Shyne was too busy playing to slow down long enough to talk to some old folks like us. He blasted past us saying "I run fast!" Seriously, that is the first thing he ever said to us!

Zippy grabbed my camera and wouldn't give it back. We had a gentle tug of war going on over it. She won and bolted off running as fast as she could but then tripped and fell down dropping my camera and scraping her knee. Billy has always said from that first night that "the little one, now she is the one that will be a handful." He hit the nail on the head with that one because she has more personality than I have ever seen in a little one that age. Oh and boy does she have him wrapped! Yep, bonfide "Daddy's girl."

What an amazing 730 days it has been! I feel like I have known and loved them forever!

Thursday, July 7, 2011

"The Call"

This is copied from last year's blog post except I changed it to reflect that we got "the call" two years ago.

Two years ago on Thursday, July 2nd, my world was spinning. I had been laid off from my job the day before. While I still had 2 more months to work, I quickly decided that I needed to start drumming up some business with my side gig, real estate. There was a new listing in our neighborhood and I had a prospective buyer. So I lined up a showing later that day. While showing the house, my phone rang and I looked down to discover that it was Department of Family and Children's Services. Great, they were probably calling to tell us we needed to do one more training class! I hit "ignore." That call could wait. Then they immediately called back a second time. I hit "ignore" once again. Then DFCS called back immediately for a 3rd time! The buyer told me that it was ok to take the phone call as he sensed it was obviously urgent. I blurt out that we were trying to adopt and that I was pretty sure that I was getting "the call." We were wrapping things up anyway and I wanted to talk when I had a little more privacy. We said our farewells and I jumped in the car immediately and called DFCS back.

They had a sibling group of three they wanted to discuss with us. Yep, I just knew it would be three. Billy was already scared silly that we were approved for up to three kids but was going to freak out when I told him we got "the call" about three kids! See, they could have called us about one child or a duo. So immediately, it was kind of hard to get over the moon excited because I was so scared that I would vetoed by Billy (not that I have ever really gotten vetoed by him but this was a HUGOMONGO life decision for us and we both needed to be on board). When I told Billy that the call was about three kids, he was pretty much like "3?" Not like, three? But more like THREE while the blood drained from his face! Being the trooper that he is, he agreed to go along to the DFCS meeting with an open mind and heart.

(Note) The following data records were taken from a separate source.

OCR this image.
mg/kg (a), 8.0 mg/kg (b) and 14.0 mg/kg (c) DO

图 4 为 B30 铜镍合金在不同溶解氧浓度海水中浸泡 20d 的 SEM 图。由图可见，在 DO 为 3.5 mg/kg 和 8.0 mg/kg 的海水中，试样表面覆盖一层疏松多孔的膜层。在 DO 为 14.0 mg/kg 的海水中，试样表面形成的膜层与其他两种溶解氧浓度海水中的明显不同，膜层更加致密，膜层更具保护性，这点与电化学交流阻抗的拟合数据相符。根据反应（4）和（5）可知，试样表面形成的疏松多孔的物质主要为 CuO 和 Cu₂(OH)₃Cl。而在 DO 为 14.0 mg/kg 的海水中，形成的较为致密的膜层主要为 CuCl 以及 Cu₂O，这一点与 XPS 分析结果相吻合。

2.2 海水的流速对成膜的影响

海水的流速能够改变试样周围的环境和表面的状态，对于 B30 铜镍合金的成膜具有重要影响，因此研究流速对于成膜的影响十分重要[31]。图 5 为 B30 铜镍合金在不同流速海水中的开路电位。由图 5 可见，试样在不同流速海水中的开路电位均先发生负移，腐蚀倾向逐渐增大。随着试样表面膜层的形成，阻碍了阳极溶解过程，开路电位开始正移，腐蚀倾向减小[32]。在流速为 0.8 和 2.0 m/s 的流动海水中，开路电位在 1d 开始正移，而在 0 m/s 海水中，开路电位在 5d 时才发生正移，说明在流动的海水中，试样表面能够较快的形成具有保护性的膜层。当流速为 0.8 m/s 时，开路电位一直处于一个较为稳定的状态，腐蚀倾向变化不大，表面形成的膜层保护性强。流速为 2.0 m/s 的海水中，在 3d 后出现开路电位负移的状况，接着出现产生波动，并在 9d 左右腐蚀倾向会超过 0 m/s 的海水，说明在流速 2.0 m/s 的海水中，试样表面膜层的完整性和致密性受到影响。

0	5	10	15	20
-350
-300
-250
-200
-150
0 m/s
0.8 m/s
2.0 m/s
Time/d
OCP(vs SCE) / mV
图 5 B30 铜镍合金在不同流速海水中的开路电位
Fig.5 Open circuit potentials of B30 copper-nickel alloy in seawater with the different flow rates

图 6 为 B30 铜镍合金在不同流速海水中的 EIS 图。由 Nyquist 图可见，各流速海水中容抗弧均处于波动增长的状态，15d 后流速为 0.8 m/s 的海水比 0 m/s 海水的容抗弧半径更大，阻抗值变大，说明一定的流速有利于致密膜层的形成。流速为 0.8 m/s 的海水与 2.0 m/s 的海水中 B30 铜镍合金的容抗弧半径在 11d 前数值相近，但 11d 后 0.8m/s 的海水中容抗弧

DFCS shared the kids ages with me: 2, 4 and 6 years old. They told it was two boys and one girl. I was told that there were really no "issues" with them and of course, I knew there were THREE of them! Independence Day fell on Saturday so a lot of people were celebrating and on July 3rd so their office was closed. Our case worker did not work Mondays so we made an appointment to come in and look at their case file on Tuesday, July 7th. Just my luck, I would have to wait over a long holiday weekend. I didn't know why they had come into state custody, their race, if the boys or girl was the oldest, etc. Goodness, I should have asked more questions! Being the pessimist that I am, I kept telling myself that it probably wouldn't be a "match" so that made it much easier to get through the next few days.